Hello everybody!
I’m implementing a recurrent model for training my RL agent with PPO and now I’m concerned with arranging my training data into sequences.
After sampling training data from the current policy, I split the data into episodes and then into sequences.
Next I pad the input data of the model (i.e. agent’s observations) to ensure sequences of fixed length.
The other training data (e.g. log probabilities, advantages, …), that are used for computing the losses, remain unpadded.
Once I feed the model with data, the padded input is propagated through a few conv layers. The resulting output is then used to create a packed sequence using pack_padded_sequence(sequences, lengths, enforce_sorted=False)
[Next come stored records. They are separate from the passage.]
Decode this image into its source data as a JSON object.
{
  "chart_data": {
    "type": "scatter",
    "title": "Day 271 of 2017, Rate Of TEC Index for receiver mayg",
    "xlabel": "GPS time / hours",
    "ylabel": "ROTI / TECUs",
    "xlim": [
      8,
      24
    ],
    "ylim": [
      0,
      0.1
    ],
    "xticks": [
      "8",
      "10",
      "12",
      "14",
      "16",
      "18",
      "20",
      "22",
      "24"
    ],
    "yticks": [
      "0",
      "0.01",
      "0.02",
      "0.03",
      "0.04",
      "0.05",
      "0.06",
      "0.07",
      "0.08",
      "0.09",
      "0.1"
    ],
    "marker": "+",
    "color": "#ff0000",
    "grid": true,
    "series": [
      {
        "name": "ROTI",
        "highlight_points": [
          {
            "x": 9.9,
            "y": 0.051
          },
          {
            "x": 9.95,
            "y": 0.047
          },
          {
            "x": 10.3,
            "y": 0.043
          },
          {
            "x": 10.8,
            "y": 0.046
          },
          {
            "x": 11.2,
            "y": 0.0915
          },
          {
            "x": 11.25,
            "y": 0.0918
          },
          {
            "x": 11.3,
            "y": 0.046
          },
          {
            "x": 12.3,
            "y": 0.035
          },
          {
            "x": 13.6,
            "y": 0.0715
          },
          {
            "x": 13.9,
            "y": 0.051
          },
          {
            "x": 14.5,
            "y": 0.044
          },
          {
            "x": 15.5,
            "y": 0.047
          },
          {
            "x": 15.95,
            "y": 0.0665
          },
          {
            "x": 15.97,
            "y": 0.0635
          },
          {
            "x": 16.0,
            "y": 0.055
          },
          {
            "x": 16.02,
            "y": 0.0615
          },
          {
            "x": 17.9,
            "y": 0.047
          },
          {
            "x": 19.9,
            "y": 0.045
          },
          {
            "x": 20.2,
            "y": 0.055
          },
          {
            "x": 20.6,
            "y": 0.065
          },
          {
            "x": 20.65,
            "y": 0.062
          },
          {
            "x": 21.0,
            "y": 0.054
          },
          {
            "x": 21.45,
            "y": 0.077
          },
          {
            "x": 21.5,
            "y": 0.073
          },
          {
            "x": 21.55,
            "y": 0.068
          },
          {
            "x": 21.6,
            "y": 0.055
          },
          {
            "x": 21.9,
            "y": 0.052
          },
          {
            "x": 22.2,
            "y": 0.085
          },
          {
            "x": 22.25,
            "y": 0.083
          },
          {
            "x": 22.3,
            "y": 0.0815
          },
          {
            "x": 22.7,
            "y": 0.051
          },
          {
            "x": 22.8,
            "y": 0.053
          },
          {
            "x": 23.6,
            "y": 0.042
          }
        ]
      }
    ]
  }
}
, which is fed to one LSTM layer.
Now it is uncertain to me whether I have to call the inverse function pad_packed_sequence(packed_lstm_output)
. By accessing packed_lstm_output.data
I’d receive a tensor that does not contain the zero pads anymore. Plus the size of packed_lstm_output.data
would conform the size of the remaining training data. However, this way the agent is not able to solve any RL environment. The entropy stays constant and the loss is pretty small.
Basically, I’d like to know if the order of the packed_lstm_output.data is different from the original order before creating a packed sequence.
Or is the correct way to convert all of my training data to packed padded sequences?
Or is there some way to remove the zero pads once I call the inverse function pad_packed_sequence(packed_lstm_output)
?
I believe that the order of my model’s output is not the same as the other training data (e.g. log probabilities, advantages, …).
# Reshape the to be fed data to sequence_length, batch_size, data
h_shape = tuple(h.size())
h = h.view(sequence_length, (h_shape[0] // sequence_length), h_shape[1])
# Convert data to packed padded sequence
packed_sequences = pack_padded_sequence(h, actual_sequence_lengths, enforce_sorted=False)
# Initialize hidden states to zero
hxs = torch.zeros((h_shape[0] // sequence_length), self.hidden_state_size, dtype=torch.float32, device=device, requires_grad=False)
packed_h, hxs = self.gru(packed_sequences, hxs.unsqueeze(0))
h = packed_h.data
# feed further hidden layers untill reaching the policy and the value head...